BOSTON – September 27, 2017 – Intarcia Therapeutics, Inc. a privately held biopharmaceutical company committed to developing innovative therapies to enhance treatment and prevention outcomes in serious chronic diseases, today announced that the U.S. Food and Drug Administration (FDA) has issued a Complete Response Letter (CRL) for ITCA 650 (exenatide implant) for the treatment of type 2 diabetes. The Company looks forward to meeting with the FDA and working closely together on next steps. Intarcia does not anticipate the need to conduct new pivotal trials or any long lead-time CMC activities in order to satisfy the requirements of the FDA. The Company received clear and constructive guidance from the Agency regarding manufacturing aspects of the CRL and is on a clear path to move forward.
“Real-world outcomes data consistently demonstrate that the majority of patients living with type 2 diabetes struggle to adhere to chronic pills and injections. Diabetes remains a devastating public health crisis that is still spiraling out of control because of poor control and poor adherence issues," said Kurt Graves, Intarcia’s Chairman, President and CEO. "We remain confident in the approvability of ITCA 650, and have an unwavering commitment to bring forward a new category of medicines that are fundamentally designed to address major unmet needs in diabetes and other serious chronic diseases.”
Intarcia remains in a strong fiscal position, with excellent long-term shareholders. The Company’s current Series EE equity financing has raised over $600M through September 2017. In addition, the Company has multiple near-term milestones expected from its ex-US collaboration.

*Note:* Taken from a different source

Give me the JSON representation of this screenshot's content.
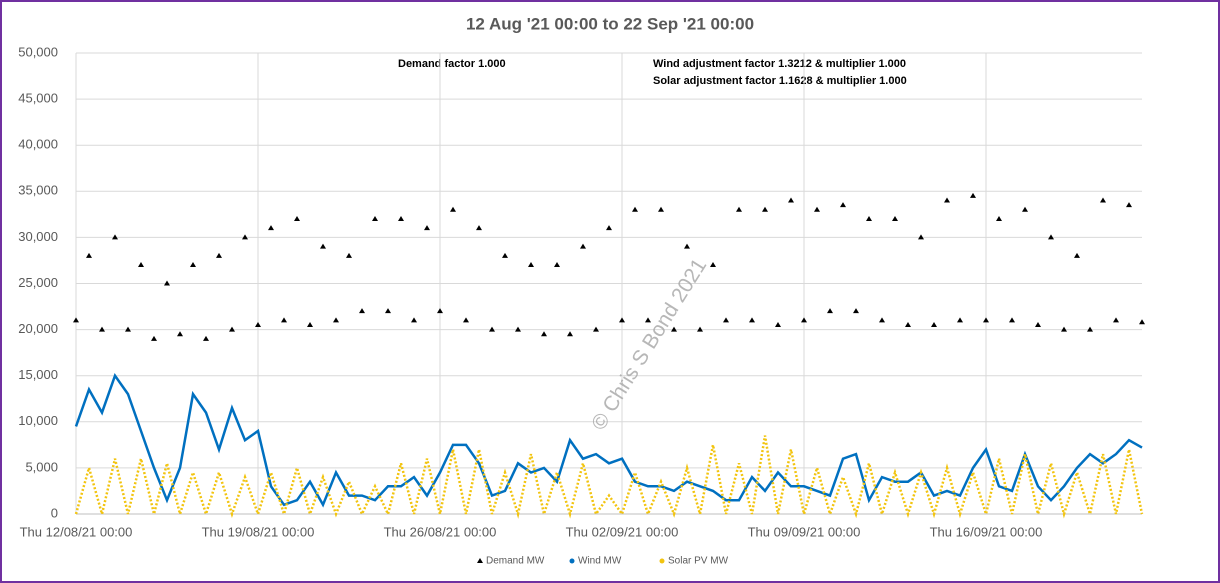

For additional updates regarding recent clinical trials data for ITCA 650, pipeline progress, and changes recently made to Intarcia’s Board of Directors please visit the company’s website.
About Intarcia Therapeutics, Inc.
Intarcia Therapeutics, Inc. is a biopharmaceutical company developing therapies to enhance treatment and prevention outcomes by optimizing and improving the efficacy, continuous administration and tolerability of drug therapies. Delivering medicines just once- or twice yearly to prevent and/or chronically treat diseases holds potential to improve outcomes by improving effectiveness over time and by addressing real-world unmet needs around poor patient adherence and persistence rates that are high in the majority of chronic diseases. Intarcia is investigating multiple therapies, including combination therapies, for chronic diseases leveraging the convergence of novel medicines and the proprietary Medici Drug Delivery System™. Intarcia is developing a strong pipeline in important therapeutic areas, including: diabetes, obesity, autoimmune diseases, HIV, and other serious disorders.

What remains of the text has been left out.